What Context Assembly Is
Before generating a response, an AI system assembles everything it can reference into a single context window.
This window has a fixed size (measured in tokens). Everything inside the window can influence the response. Everything outside does not exist to the model.
The Context Window
Modern LLMs have context windows ranging from 128K to 1M+ tokens.
| Model | Approximate Context Window |
|---|---|
| GPT 5.2 | 200K tokens |
| Claude 4.5 | 200K tokens (1M in beta) |
| Gemini 3.0 | 1M+ tokens |
| Llama 4 | 128K tokens |
Larger windows allow more information, but attention quality degrades with length.
How Context Gets Filled
For a typical AI assistant query, context assembly includes:
- System prompt (instructions, persona)
- Conversation history (prior messages)
- Retrieved documents (from RAG pipeline)
- User query (the current question)
The order matters. Items placed earlier receive more attention weight.
How AI Finds Information to Cite
When you ask ChatGPT or Perplexity a question, it doesn't just guess from memory.
Modern AI systems search for relevant content first, then use what they find to answer you. This process is called Retrieval Augmented Generation (RAG).
The simple version:
- You ask a question
- The system searches a database of content
- It pulls the best matches into the AI's working memory
- The AI answers based on what it retrieved
Think of it like a research assistant. You ask a question. They search the filing cabinet, pull relevant documents, and answer based on what they found.
The technical version:
- Embed the user query into a vector
- Search a vector database using similarity metrics
- Retrieve top-k matching document chunks
- Inject retrieved content into the context window
- Generate a response grounded in retrieved context
The critical point remains the same:
If your content isn't indexed, it can't be retrieved. If it's not retrieved, it's not in the context. If it's not in the context, you don't exist.
What Gets Retrieved
Retrieval systems use semantic similarity.
They compare:
- Query embedding
- Document chunk embeddings
Top matches (by cosine similarity) are retrieved.
Documents compete for retrieval slots.
If your content's embedding is:
- Too generic → matches everything weakly
- Too specific → matches only narrow queries
- Ambiguous → matches unpredictably
Then you lose to competitors with cleaner signals.
Chunking and Boundaries
Long documents are split into chunks before embedding.

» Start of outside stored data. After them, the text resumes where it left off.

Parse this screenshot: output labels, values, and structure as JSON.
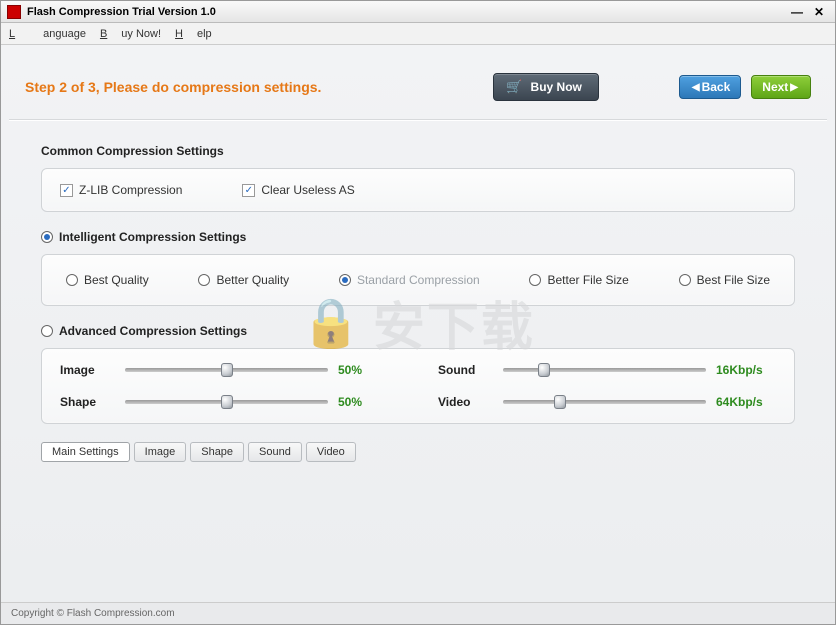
{
  "window": {
    "title": "Flash Compression Trial Version 1.0"
  },
  "menu": {
    "language": "Language",
    "buy": "Buy Now!",
    "help": "Help"
  },
  "header": {
    "step": "Step 2 of 3, Please do compression settings.",
    "buy_now": "Buy Now",
    "back": "Back",
    "next": "Next"
  },
  "common": {
    "title": "Common Compression Settings",
    "zlib": "Z-LIB Compression",
    "clearas": "Clear Useless AS"
  },
  "intelligent": {
    "title": "Intelligent Compression Settings",
    "options": [
      "Best Quality",
      "Better Quality",
      "Standard Compression",
      "Better File Size",
      "Best File Size"
    ],
    "selected": 2
  },
  "advanced": {
    "title": "Advanced Compression Settings",
    "sliders": {
      "image": {
        "label": "Image",
        "value": "50%",
        "pos": 50
      },
      "sound": {
        "label": "Sound",
        "value": "16Kbp/s",
        "pos": 20
      },
      "shape": {
        "label": "Shape",
        "value": "50%",
        "pos": 50
      },
      "video": {
        "label": "Video",
        "value": "64Kbp/s",
        "pos": 28
      }
    }
  },
  "tabs": {
    "items": [
      "Main Settings",
      "Image",
      "Shape",
      "Sound",
      "Video"
    ],
    "active": 0
  },
  "footer": {
    "copyright": "Copyright © Flash Compression.com"
  },
  "watermark": "安下载"
}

Chunking decisions affect retrieval:
| Chunk Strategy | Effect |
|---|---|
| Fixed-size (512 tokens) | May split mid-sentence |
| Sentence-based | Preserves semantic units |
| Paragraph-based | Captures local context |
| Section-based | Maintains document structure |
Bad chunking can fragment your claims.
A claim like "Gong serves 4,900+ customers and is SOC 2 certified" might be split across chunks, weakening both.
Why Retrievability Determines Visibility
The retrieval phase is binary for each document:
- Retrieved → enters context → can influence response
- Not retrieved → invisible → cannot be cited
There is no partial retrieval. There is no "almost made it."
Retrieval is the gatekeeping layer.
What Makes Content Retrievable
High retrievability:
- Self-contained claims (don't require external context)
- Clear entity identification in each chunk
- Explicit statement of what, who, why
- Consistent terminology matching likely queries
Low retrievability:
- Claims spread across multiple sections
- Entity names only in headers, not body text
- Assumed context never stated
- Jargon that doesn't match user vocabulary
Practical Example
Low retrievability:
"Our platform helps you do more with less. With AI-powered insights, teams can work smarter and achieve better outcomes."
This matches almost any productivity query weakly, and no specific query strongly.
High retrievability:
"Gong's revenue intelligence platform records and analyzes B2B sales calls. It automatically identifies deal risks, successful talk patterns, and competitor mentions across your pipeline."
This will retrieve for queries about:
- Revenue intelligence platforms
- Sales call recording tools
- Deal risk analysis
- Conversation analytics
Key Takeaway
Context assembly is zero-sum.
Every token in the window is a slot. Your content competes for those slots against everything else the system could retrieve.
If you're not retrieved, you're not considered. Retrievability is the first gate to AI visibility.